05 Witch

672 4 0
                                    

Rasanya ketika naik sapu terbang itu sangat menakjubkan, terbang adalah hal yang mustahil bagi manusia biasa. Dan dapat kesempatan menaiki sapu terbang bersama dengan Nyonya Mely adalah hal yang paling berkesan untukku. Sapu terbang adalah harta karun bagi penyihir dan tidak dapat di beli dengan uang atau di sembarang tempat.

Aku duduk di belakang nyonya Mely memegang pinggulnya yang sangat nyaman rasanya. Gugup dan takut tentu saja aku rasakan, karen ini adalah pertama kalinya aku terbang menaiki sapu terbang dan yang membuatku gugup adalah pinggulnya nyonya Mely yang terasa pas dan enak untuk di pegang. Tetapi aku lihat nyonya Mely biasa saja.

Dari depan kastil nyonya Mely kini sudah jauh dari sana, padahal baru sekitar 15 menitan.

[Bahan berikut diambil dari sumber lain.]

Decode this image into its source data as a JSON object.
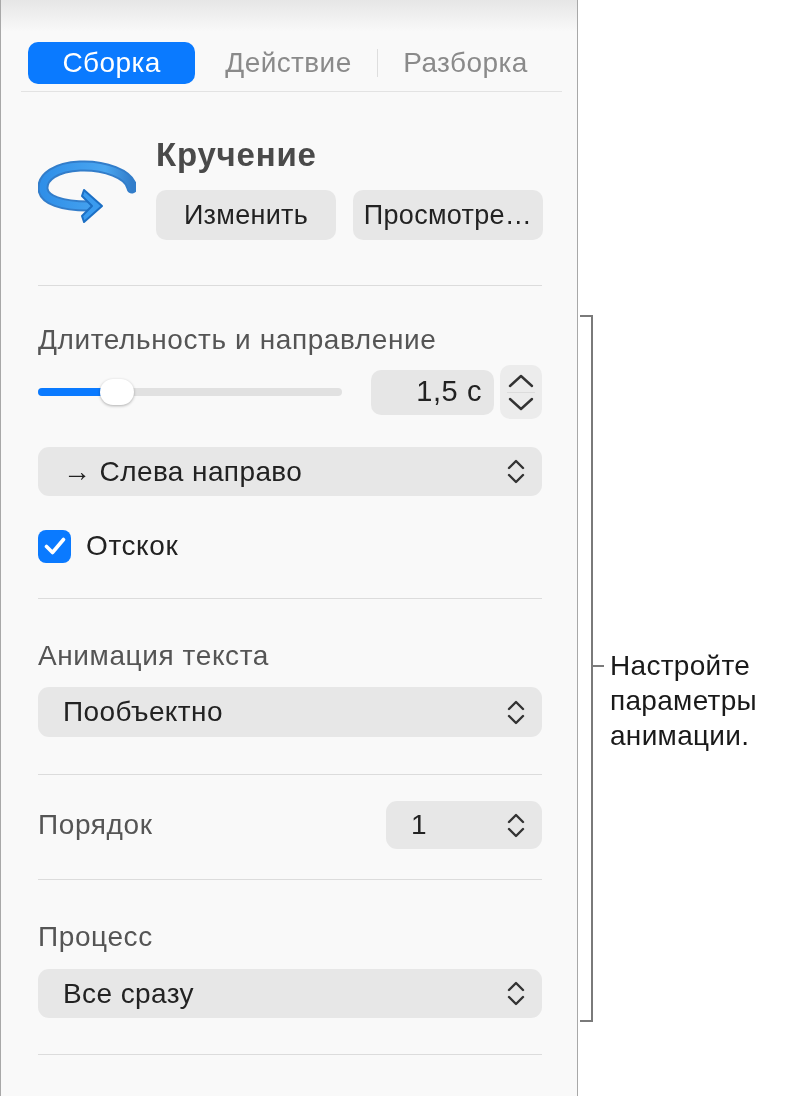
{
  "tabs": [
    {
      "label": "Сборка",
      "selected": true
    },
    {
      "label": "Действие",
      "selected": false
    },
    {
      "label": "Разборка",
      "selected": false
    }
  ],
  "effect": {
    "title": "Кручение",
    "buttons": [
      "Изменить",
      "Просмотре…"
    ]
  },
  "duration": {
    "label": "Длительность и направление",
    "slider": {
      "level": 0.26
    },
    "value": "1,5 с",
    "direction": "→ Слева направо",
    "bounce": {
      "label": "Отскок",
      "checked": true
    }
  },
  "text_animation": {
    "label": "Анимация текста",
    "value": "Пообъектно"
  },
  "order": {
    "label": "Порядок",
    "value": "1"
  },
  "delivery": {
    "label": "Процесс",
    "value": "Все сразу"
  },
  "callout": {
    "text": "Настройте параметры анимации."
  }
}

Dengan terbang memang sangat cepat jika di bandingkan dengan berjalan di darat. Nyonya Mely nampak santai dan terbiasa mengendalikan sapu terbangnya. Aku di belakangnya melihat-lihat pemandangan indah di bawahku.

Hutan masih terpampang indah dengan aneka ragam isinya. Matahari bersinar semakin terang dan membuat hawa dingin di pagi hari menghilang, aku tak lagi mengigil. Tak lama kemudian ada pemukiman warga desa di sekitar kota entah apa namanya. Nyonya Mely terbang ke salah satu pohon besar dan turun di bawahnya, agar tidak mencolok.

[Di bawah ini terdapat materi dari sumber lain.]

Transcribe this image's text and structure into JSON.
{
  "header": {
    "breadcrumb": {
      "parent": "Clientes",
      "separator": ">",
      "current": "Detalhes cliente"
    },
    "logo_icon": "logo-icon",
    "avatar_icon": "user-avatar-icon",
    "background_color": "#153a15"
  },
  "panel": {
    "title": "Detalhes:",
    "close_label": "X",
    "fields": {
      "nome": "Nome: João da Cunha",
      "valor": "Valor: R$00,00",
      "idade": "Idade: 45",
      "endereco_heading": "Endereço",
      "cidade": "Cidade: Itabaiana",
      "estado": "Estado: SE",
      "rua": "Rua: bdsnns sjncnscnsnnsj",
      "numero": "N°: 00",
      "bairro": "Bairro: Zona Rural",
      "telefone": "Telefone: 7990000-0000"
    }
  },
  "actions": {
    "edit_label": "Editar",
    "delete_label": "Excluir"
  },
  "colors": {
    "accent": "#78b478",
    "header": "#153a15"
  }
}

"Ayo turun Vyn... Bisa bahaya kalau ada yang lihat kita punya sapu terbang" Nyonya Mely.

"Kota apa di sini nyonya?" Aku.

"Namanya kota Cemara, dan kota ini adalah kota umum siapa saja boleh masuk jika membayar, tapi untuk penyihir seperti kita gratis kok, Ohhhh... Iya, nanti kau ikutin aja apa kata-kataku ya Vyn? Biar semuanya menjadi gampang" Nyonya Mely.

"Saya nggak faham nyonya" Aku.

"Nanti pas di tanya-tanya sama pengujinya, kau cukup menjawab dengan anggukan atau iya gitu aja oke?" Nyonya Mely.

"Baik nyonya..." Aku.

Dari sini aku dan nyonya Mely berjalan kaki sampai jalan raya, menaiki kereta kuda untuk sampai di Kota Cemara. Di sepanjang jalan menuju kota kanan kiri jalan banyak pemukiman warga, dan juga pertokoan serta restoran mewah atau yang biasa, dan juga penginapan serta hotel juga ada. Jalannya terbuat dari ubin batu membuat landai saat kereta melewatinya.

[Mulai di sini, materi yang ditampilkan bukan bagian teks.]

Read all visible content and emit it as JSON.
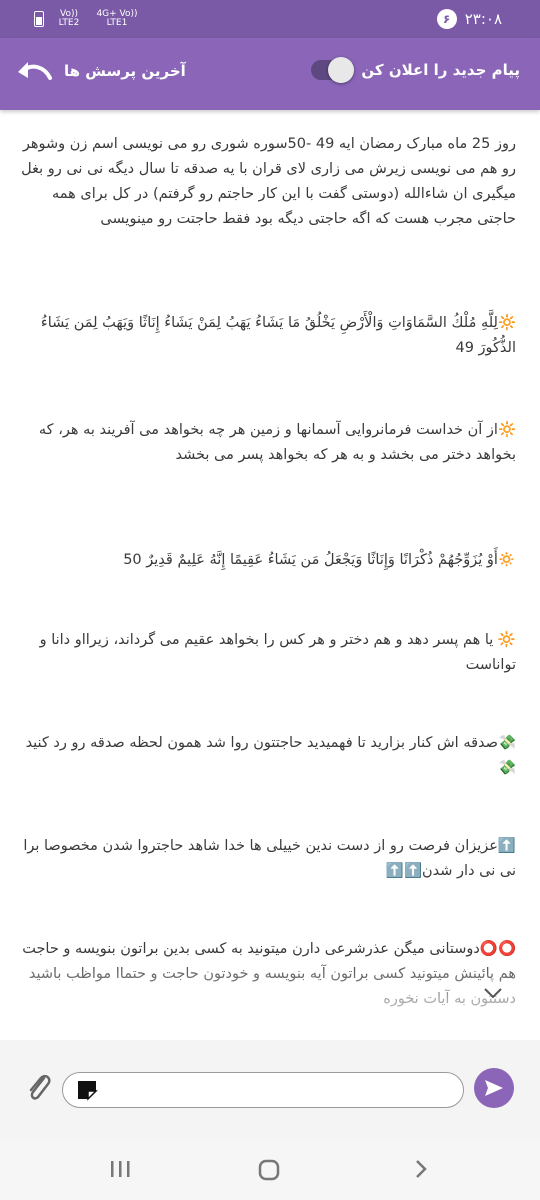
{
  "status_bar": {
    "time": "۲۳:۰۸",
    "notification_count": "۶",
    "signal1": "Vo)) LTE2",
    "signal2": "4G+ Vo)) LTE1"
  },
  "header": {
    "back_label": "آخرین پرسش ها",
    "notify_label": "پیام جدید را اعلان کن",
    "notify_enabled": false
  },
  "messages": [
    "روز 25 ماه مبارک رمضان ایه 49 -50سوره شوری رو می نویسی اسم زن وشوهر رو هم می نویسی زیرش می زاری لای قران با یه صدقه تا سال دیگه نی نی رو بغل میگیری ان شاءالله (دوستی گفت با این کار حاجتم رو گرفتم) در کل برای همه حاجتی مجرب هست که اگه حاجتی دیگه بود فقط حاجتت رو مینویسی",
    "🔆لِلَّهِ مُلْكُ السَّمَاوَاتِ وَالْأَرْضِ يَخْلُقُ مَا يَشَاءُ يَهَبُ لِمَنْ يَشَاءُ إِنَاثًا وَيَهَبُ لِمَن يَشَاءُ الذُّكُورَ 49",
    "🔆از آن خداست فرمانروایی آسمانها و زمین هر چه بخواهد می آفریند به هر، که بخواهد دختر می بخشد و به هر که بخواهد پسر می بخشد",
    "🔅أَوْ يُزَوِّجُهُمْ ذُكْرَانًا وَإِنَاثًا وَيَجْعَلُ مَن يَشَاءُ عَقِيمًا إِنَّهُ عَلِيمٌ قَدِيرٌ 50",
    "🔆 یا هم پسر دهد و هم دختر و هر کس را بخواهد عقیم می گرداند، زیرااو دانا و تواناست",
    "💸صدقه اش کنار بزارید تا فهمیدید حاجتتون روا شد همون لحظه صدقه رو رد کنید💸",
    "⬆️عزیزان فرصت رو از دست ندین خییلی ها خدا شاهد حاجتروا شدن مخصوصا برا نی نی دار شدن⬆️⬆️",
    "⭕⭕دوستانی میگن عذرشرعی دارن میتونید به کسی بدین براتون بنویسه و حاجت هم پائینش میتونید کسی براتون آیه بنویسه و خودتون حاجت و حتماا مواظب باشید دستتون به آیات نخوره"
  ],
  "input": {
    "placeholder": ""
  },
  "colors": {
    "status_bar": "#7a5aa6",
    "app_bar": "#8a65b8",
    "send_button": "#8a65b8"
  },
  "icons": {
    "back": "curved-back-arrow-icon",
    "attach": "paperclip-icon",
    "sticker": "sticker-icon",
    "send": "send-icon",
    "scroll_down": "chevron-down-icon"
  }
}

Sesampainya di gerbang kota nyonya dan aku turun untuk melapor ke penjaga. Penjaga itu menyuruh langsung masuk saja, benar kata nyonya kalau penyihir gratis kalau masuk kota. Di dalam kota ada peraturan kalau kereta di larang masuk jadinya bagi para penduduk kota atau pun yang berkunjung mau tak mau harus jalan kaki.

Aku dan nyonya Mely pun masuk ke dalam kota lewat gerbang seperti para warga atau pengunjung kota lainnya. Di dalam kota pemandangan berubah drastis, kalau di luar kota banyak pohon dan hutan, tetapi di dalam kota Cemara ini hanya ada satu jenis pohon yaitu pohon cemara berbagai ukuran. Jalan utama kota terbuat dari ubin batu berkualitas dan warnanya bervariasi antara hitam dan abu-abu.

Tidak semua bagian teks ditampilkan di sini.